A significant gap in research is in understanding the durability of outcomes. Good-quality comparative studies evaluated breastfeeding effectiveness immediately11,13 or within 5 days of frenotomy;10 however, none adequately assessed whether effectiveness and other outcomes (e.g., changes in maternal nipple pain) were maintained months or, if appropriate, years later. Longer term followup of both treated infants and controls is needed. Because of the paucity of available data on other feeding outcomes, this entire research question represents a gap and a potential area for future research.

Similarly, substantially more research is needed to consider whether treatment of ankyloglossia in infancy prevents future speech production difficulties, as well as whether treatment later in life with frenotomy leads to improvement when speech problems arise. To conduct this research effectively, methods for evaluating risk and presence of speech production difficulties will need to be standardized, and outcomes agreed on. Understanding of the natural history of speech concerns in children with ankyloglossia is lacking, as are comparative studies that use standardized measurement tools for speech outcomes.

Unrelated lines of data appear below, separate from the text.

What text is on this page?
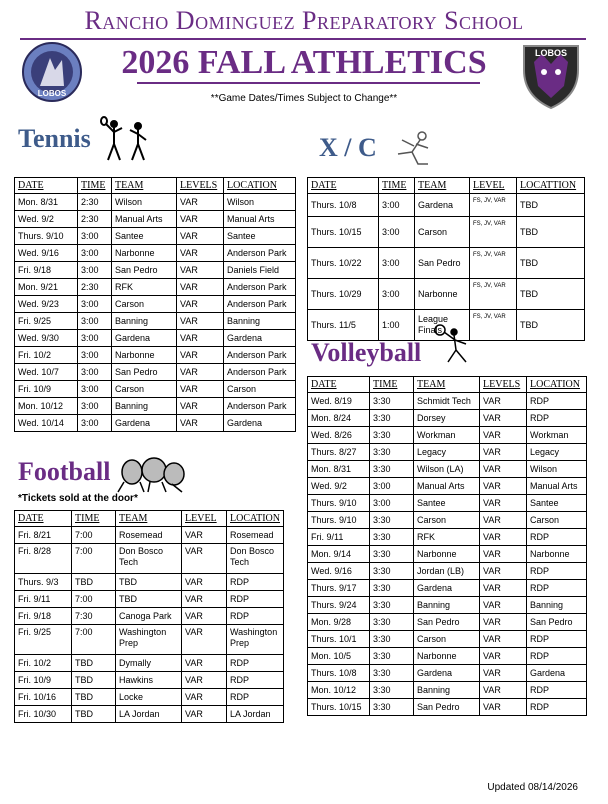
Rancho Dominguez Preparatory School
2026 FALL ATHLETICS
**Game Dates/Times Subject to Change**
LOBOS
LOBOS
Tennis
DATE	TIME	TEAM	LEVELS	LOCATION
Mon. 8/31	2:30	Wilson	VAR	Wilson
Wed. 9/2	2:30	Manual Arts	VAR	Manual Arts
Thurs. 9/10	3:00	Santee	VAR	Santee
Wed. 9/16	3:00	Narbonne	VAR	Anderson Park
Fri. 9/18	3:00	San Pedro	VAR	Daniels Field
Mon. 9/21	2:30	RFK	VAR	Anderson Park
Wed. 9/23	3:00	Carson	VAR	Anderson Park
Fri. 9/25	3:00	Banning	VAR	Banning
Wed. 9/30	3:00	Gardena	VAR	Gardena
Fri. 10/2	3:00	Narbonne	VAR	Anderson Park
Wed. 10/7	3:00	San Pedro	VAR	Anderson Park
Fri. 10/9	3:00	Carson	VAR	Carson
Mon. 10/12	3:00	Banning	VAR	Anderson Park
Wed. 10/14	3:00	Gardena	VAR	Gardena
X / C
DATE	TIME	TEAM	LEVEL	LOCATTION
Thurs. 10/8	3:00	Gardena	FS, JV, VAR	TBD
Thurs. 10/15	3:00	Carson	FS, JV, VAR	TBD
Thurs. 10/22	3:00	San Pedro	FS, JV, VAR	TBD
Thurs. 10/29	3:00	Narbonne	FS, JV, VAR	TBD
Thurs. 11/5	1:00	League Finals	FS, JV, VAR	TBD
Volleyball
DATE	TIME	TEAM	LEVELS	LOCATION
Wed. 8/19	3:30	Schmidt Tech	VAR	RDP
Mon. 8/24	3:30	Dorsey	VAR	RDP
Wed. 8/26	3:30	Workman	VAR	Workman
Thurs. 8/27	3:30	Legacy	VAR	Legacy
Mon. 8/31	3:30	Wilson (LA)	VAR	Wilson
Wed. 9/2	3:00	Manual Arts	VAR	Manual Arts
Thurs. 9/10	3:00	Santee	VAR	Santee
Thurs. 9/10	3:30	Carson	VAR	Carson
Fri. 9/11	3:30	RFK	VAR	RDP
Mon. 9/14	3:30	Narbonne	VAR	Narbonne
Wed. 9/16	3:30	Jordan (LB)	VAR	RDP
Thurs. 9/17	3:30	Gardena	VAR	RDP
Thurs. 9/24	3:30	Banning	VAR	Banning
Mon. 9/28	3:30	San Pedro	VAR	San Pedro
Thurs. 10/1	3:30	Carson	VAR	RDP
Mon. 10/5	3:30	Narbonne	VAR	RDP
Thurs. 10/8	3:30	Gardena	VAR	Gardena
Mon. 10/12	3:30	Banning	VAR	RDP
Thurs. 10/15	3:30	San Pedro	VAR	RDP
Football
*Tickets sold at the door*
DATE	TIME	TEAM	LEVEL	LOCATION
Fri. 8/21	7:00	Rosemead	VAR	Rosemead
Fri. 8/28	7:00	Don Bosco Tech	VAR	Don Bosco Tech
Thurs. 9/3	TBD	TBD	VAR	RDP
Fri. 9/11	7:00	TBD	VAR	RDP
Fri. 9/18	7:30	Canoga Park	VAR	RDP
Fri. 9/25	7:00	Washington Prep	VAR	Washington Prep
Fri. 10/2	TBD	Dymally	VAR	RDP
Fri. 10/9	TBD	Hawkins	VAR	RDP
Fri. 10/16	TBD	Locke	VAR	RDP
Fri. 10/30	TBD	LA Jordan	VAR	LA Jordan
Updated 08/14/2026
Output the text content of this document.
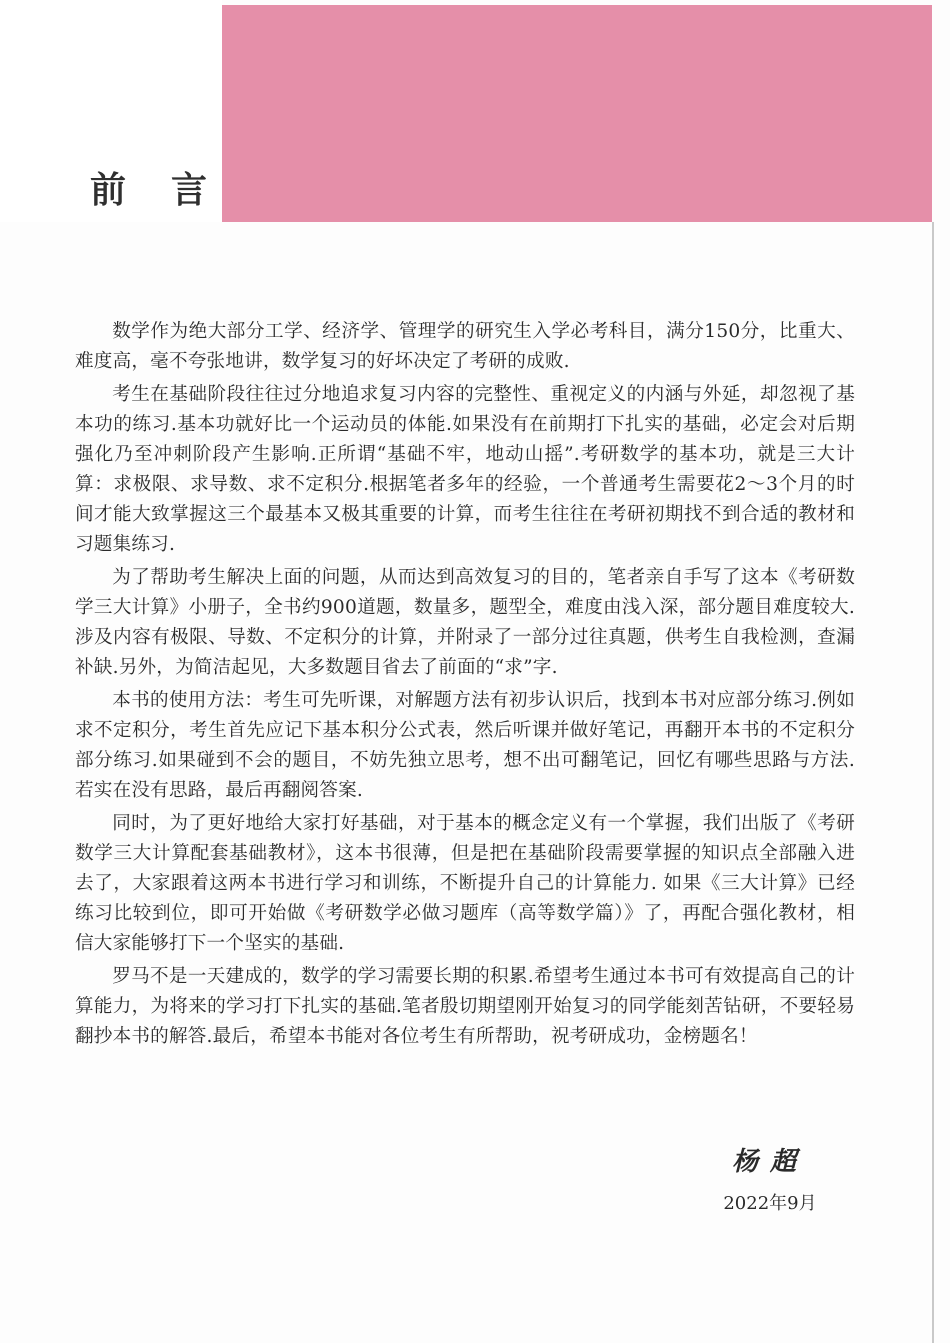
前 言

数学作为绝大部分工学、经济学、管理学的研究生入学必考科目，满分150分，比重大、难度高，毫不夸张地讲，数学复习的好坏决定了考研的成败.

考生在基础阶段往往过分地追求复习内容的完整性、重视定义的内涵与外延，却忽视了基本功的练习.基本功就好比一个运动员的体能.如果没有在前期打下扎实的基础，必定会对后期强化乃至冲刺阶段产生影响.正所谓“基础不牢，地动山摇”.考研数学的基本功，就是三大计算：求极限、求导数、求不定积分.根据笔者多年的经验，一个普通考生需要花2～3个月的时间才能大致掌握这三个最基本又极其重要的计算，而考生往往在考研初期找不到合适的教材和习题集练习.

为了帮助考生解决上面的问题，从而达到高效复习的目的，笔者亲自手写了这本《考研数学三大计算》小册子，全书约900道题，数量多，题型全，难度由浅入深，部分题目难度较大.涉及内容有极限、导数、不定积分的计算，并附录了一部分过往真题，供考生自我检测，查漏补缺.另外，为简洁起见，大多数题目省去了前面的“求”字.

本书的使用方法：考生可先听课，对解题方法有初步认识后，找到本书对应部分练习.例如求不定积分，考生首先应记下基本积分公式表，然后听课并做好笔记，再翻开本书的不定积分部分练习.如果碰到不会的题目，不妨先独立思考，想不出可翻笔记，回忆有哪些思路与方法.若实在没有思路，最后再翻阅答案.

同时，为了更好地给大家打好基础，对于基本的概念定义有一个掌握，我们出版了《考研数学三大计算配套基础教材》，这本书很薄，但是把在基础阶段需要掌握的知识点全部融入进去了，大家跟着这两本书进行学习和训练，不断提升自己的计算能力. 如果《三大计算》已经练习比较到位，即可开始做《考研数学必做习题库（高等数学篇）》了，再配合强化教材，相信大家能够打下一个坚实的基础.

罗马不是一天建成的，数学的学习需要长期的积累.希望考生通过本书可有效提高自己的计算能力，为将来的学习打下扎实的基础.笔者殷切期望刚开始复习的同学能刻苦钻研，不要轻易翻抄本书的解答.最后，希望本书能对各位考生有所帮助，祝考研成功，金榜题名！

杨超
2022年9月
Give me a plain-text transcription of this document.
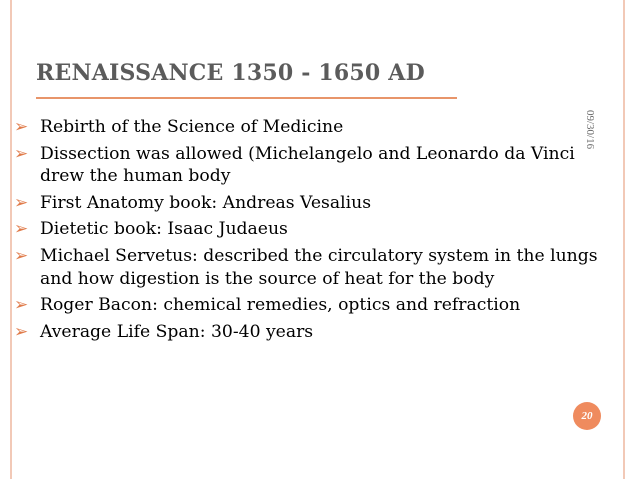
RENAISSANCE 1350 - 1650 AD
09/30/16
➢ Rebirth of the Science of Medicine
➢ Dissection was allowed (Michelangelo and Leonardo da Vinci drew the human body
➢ First Anatomy book: Andreas Vesalius
➢ Dietetic book: Isaac Judaeus
➢ Michael Servetus: described the circulatory system in the lungs and how digestion is the source of heat for the body
➢ Roger Bacon: chemical remedies, optics and refraction
➢ Average Life Span: 30-40 years
20
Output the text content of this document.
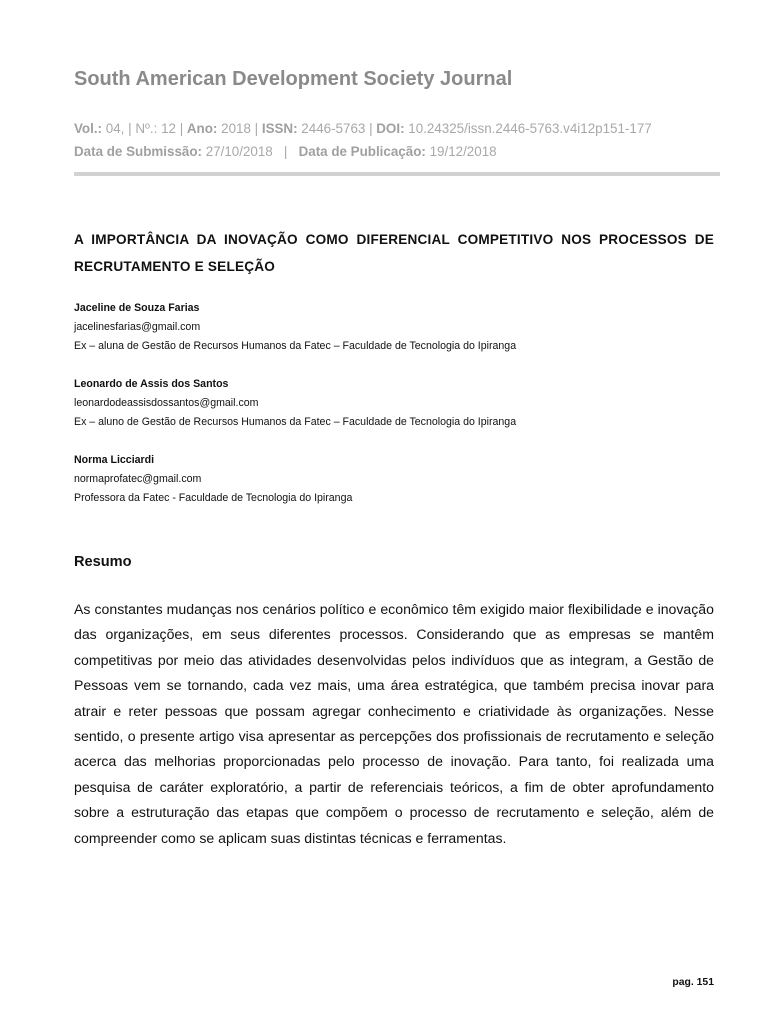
South American Development Society Journal
Vol.: 04, | Nº.: 12 | Ano: 2018 | ISSN: 2446-5763 | DOI: 10.24325/issn.2446-5763.v4i12p151-177
Data de Submissão: 27/10/2018   |   Data de Publicação: 19/12/2018
A IMPORTÂNCIA DA INOVAÇÃO COMO DIFERENCIAL COMPETITIVO NOS PROCESSOS DE RECRUTAMENTO E SELEÇÃO

Jaceline de Souza Farias

jacelinesfarias@gmail.com

Ex – aluna de Gestão de Recursos Humanos da Fatec – Faculdade de Tecnologia do Ipiranga

Leonardo de Assis dos Santos

leonardodeassisdossantos@gmail.com

Ex – aluno de Gestão de Recursos Humanos da Fatec – Faculdade de Tecnologia do Ipiranga

Norma Licciardi

normaprofatec@gmail.com

Professora da Fatec - Faculdade de Tecnologia do Ipiranga

Resumo

As constantes mudanças nos cenários político e econômico têm exigido maior flexibilidade e inovação das organizações, em seus diferentes processos. Considerando que as empresas se mantêm competitivas por meio das atividades desenvolvidas pelos indivíduos que as integram, a Gestão de Pessoas vem se tornando, cada vez mais, uma área estratégica, que também precisa inovar para atrair e reter pessoas que possam agregar conhecimento e criatividade às organizações. Nesse sentido, o presente artigo visa apresentar as percepções dos profissionais de recrutamento e seleção acerca das melhorias proporcionadas pelo processo de inovação. Para tanto, foi realizada uma pesquisa de caráter exploratório, a partir de referenciais teóricos, a fim de obter aprofundamento sobre a estruturação das etapas que compõem o processo de recrutamento e seleção, além de compreender como se aplicam suas distintas técnicas e ferramentas.

pag. 151
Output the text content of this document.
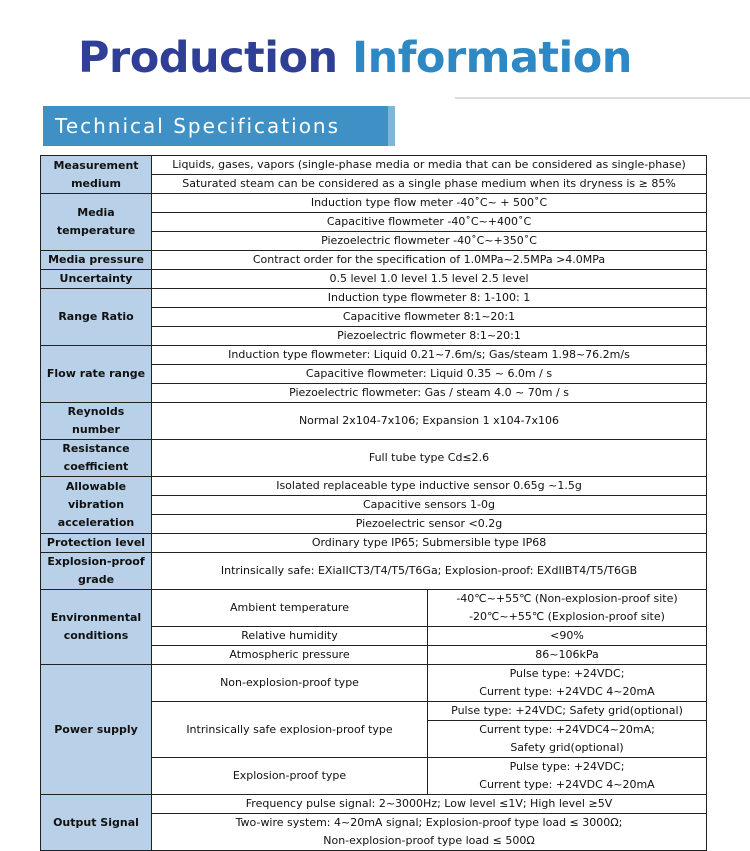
Production Information
Technical Specifications
Measurement
medium	Liquids, gases, vapors (single-phase media or media that can be considered as single-phase)	
	Saturated steam can be considered as a single phase medium when its dryness is ≥ 85%	

Media
temperature	Induction type flow meter -40˚C~ + 500˚C	
	Capacitive flowmeter -40˚C~+400˚C	
	Piezoelectric flowmeter -40˚C~+350˚C	
Media pressure	Contract order for the specification of 1.0MPa~2.5MPa >4.0MPa	
Uncertainty	0.5 level 1.0 level 1.5 level 2.5 level	
Range Ratio	Induction type flowmeter 8: 1-100: 1	
	Capacitive flowmeter 8:1~20:1	
	Piezoelectric flowmeter 8:1~20:1	
Flow rate range	Induction type flowmeter: Liquid 0.21~7.6m/s; Gas/steam 1.98~76.2m/s	
	Capacitive flowmeter: Liquid 0.35 ~ 6.0m / s	
	Piezoelectric flowmeter: Gas / steam 4.0 ~ 70m / s	
Reynolds number	Normal 2x104-7x106; Expansion 1 x104-7x106	

Resistance
coefficient	Full tube type Cd≤2.6	

Allowable
vibration
acceleration	Isolated replaceable type inductive sensor 0.65g ~1.5g	
	Capacitive sensors 1-0g	
	Piezoelectric sensor <0.2g	
Protection level	Ordinary type IP65; Submersible type IP68	

Explosion-proof
grade	Intrinsically safe: EXiaIICT3/T4/T5/T6Ga; Explosion-proof: EXdIIBT4/T5/T6GB	

Environmental
conditions	Ambient temperature	-40℃~+55℃ (Non-explosion-proof site)
-20℃~+55℃ (Explosion-proof site)

	Relative humidity	<90%
	Atmospheric pressure	86~106kPa
Power supply	Non-explosion-proof type	Pulse type: +24VDC;
Current type: +24VDC 4~20mA

	Intrinsically safe explosion-proof type	Pulse type: +24VDC; Safety grid(optional)
Current type: +24VDC4~20mA;
Safety grid(optional)

	Explosion-proof type	Pulse type: +24VDC;
Current type: +24VDC 4~20mA

Output Signal	Frequency pulse signal: 2~3000Hz; Low level ≤1V; High level ≥5V	

	Two-wire system: 4~20mA signal; Explosion-proof type load ≤ 3000Ω;
Non-explosion-proof type load ≤ 500Ω	
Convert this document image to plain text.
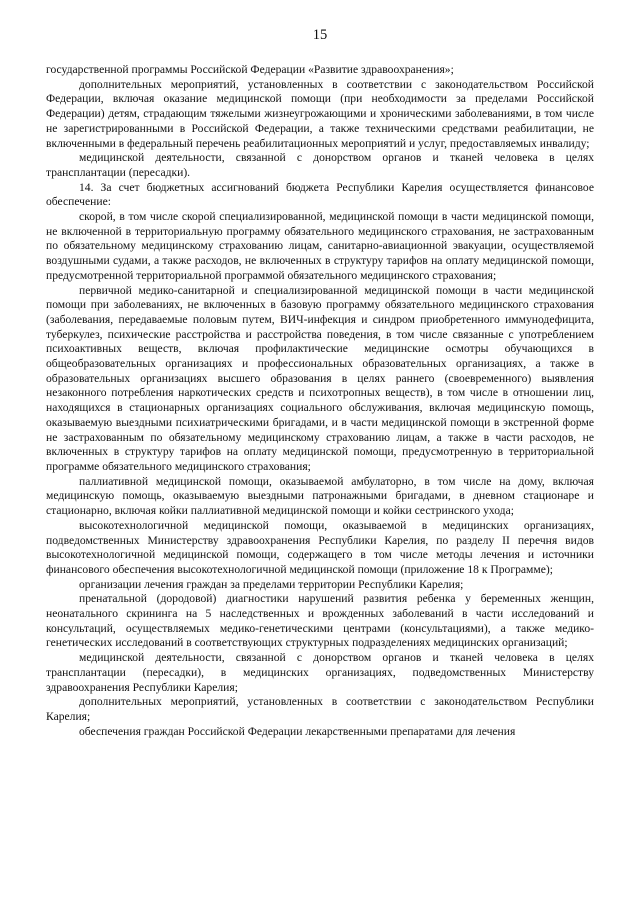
15

государственной программы Российской Федерации «Развитие здравоохранения»;

дополнительных мероприятий, установленных в соответствии с законодательством Российской Федерации, включая оказание медицинской помощи (при необходимости за пределами Российской Федерации) детям, страдающим тяжелыми жизнеугрожающими и хроническими заболеваниями, в том числе не зарегистрированными в Российской Федерации, а также техническими средствами реабилитации, не включенными в федеральный перечень реабилитационных мероприятий и услуг, предоставляемых инвалиду;

медицинской деятельности, связанной с донорством органов и тканей человека в целях трансплантации (пересадки).

14. За счет бюджетных ассигнований бюджета Республики Карелия осуществляется финансовое обеспечение:

скорой, в том числе скорой специализированной, медицинской помощи в части медицинской помощи, не включенной в территориальную программу обязательного медицинского страхования, не застрахованным по обязательному медицинскому страхованию лицам, санитарно-авиационной эвакуации, осуществляемой воздушными судами, а также расходов, не включенных в структуру тарифов на оплату медицинской помощи, предусмотренной территориальной программой обязательного медицинского страхования;

первичной медико-санитарной и специализированной медицинской помощи в части медицинской помощи при заболеваниях, не включенных в базовую программу обязательного медицинского страхования (заболевания, передаваемые половым путем, ВИЧ-инфекция и синдром приобретенного иммунодефицита, туберкулез, психические расстройства и расстройства поведения, в том числе связанные с употреблением психоактивных веществ, включая профилактические медицинские осмотры обучающихся в общеобразовательных организациях и профессиональных образовательных организациях, а также в образовательных организациях высшего образования в целях раннего (своевременного) выявления незаконного потребления наркотических средств и психотропных веществ), в том числе в отношении лиц, находящихся в стационарных организациях социального обслуживания, включая медицинскую помощь, оказываемую выездными психиатрическими бригадами, и в части медицинской помощи в экстренной форме не застрахованным по обязательному медицинскому страхованию лицам, а также в части расходов, не включенных в структуру тарифов на оплату медицинской помощи, предусмотренную в территориальной программе обязательного медицинского страхования;

паллиативной медицинской помощи, оказываемой амбулаторно, в том числе на дому, включая медицинскую помощь, оказываемую выездными патронажными бригадами, в дневном стационаре и стационарно, включая койки паллиативной медицинской помощи и койки сестринского ухода;

высокотехнологичной медицинской помощи, оказываемой в медицинских организациях, подведомственных Министерству здравоохранения Республики Карелия, по разделу II перечня видов высокотехнологичной медицинской помощи, содержащего в том числе методы лечения и источники финансового обеспечения высокотехнологичной медицинской помощи (приложение 18 к Программе);

организации лечения граждан за пределами территории Республики Карелия;

пренатальной (дородовой) диагностики нарушений развития ребенка у беременных женщин, неонатального скрининга на 5 наследственных и врожденных заболеваний в части исследований и консультаций, осуществляемых медико-генетическими центрами (консультациями), а также медико-генетических исследований в соответствующих структурных подразделениях медицинских организаций;

медицинской деятельности, связанной с донорством органов и тканей человека в целях трансплантации (пересадки), в медицинских организациях, подведомственных Министерству здравоохранения Республики Карелия;

дополнительных мероприятий, установленных в соответствии с законодательством Республики Карелия;

обеспечения граждан Российской Федерации лекарственными препаратами для лечения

No standard definitions of tongue mobility or established norms for mobility exist, and further research is needed to determine such parameters. Social concerns are difficult to measure objectively, so there will likely always be a subjective component to social outcomes. Larger studies that assess both treated and untreated individuals could provide useful data to minimize the potential bias found in the existing literature. Similarly, future research in objective measurement tools or validated self-report tools is needed.

Conclusions

A small body of evidence suggests that frenotomy may be associated with improvements in breastfeeding as reported by mothers, and potentially in nipple pain. However, with small, inconsistently conducted studies, strength of evidence is low to insufficient, preventing us from drawing firm conclusions at this time. Research is lacking on nonsurgical interventions, as well as on outcomes other than breastfeeding, particularly speech and dental outcomes. In particular, there is a lack of evidence on significant long-term outcomes, such as exclusive breastfeeding at 6 months of age or at 1 year of age, growth, and other measures of health outcomes. Harms are minimal and rare; the most commonly reported harm is self-limited bleeding. Future research is needed on a range of issues, including prevalence and incidence of ankyloglossia and problems with the condition. The field is currently challenged by a lack of standardized approaches to assessing and studying the problems of infants with ankyloglossia.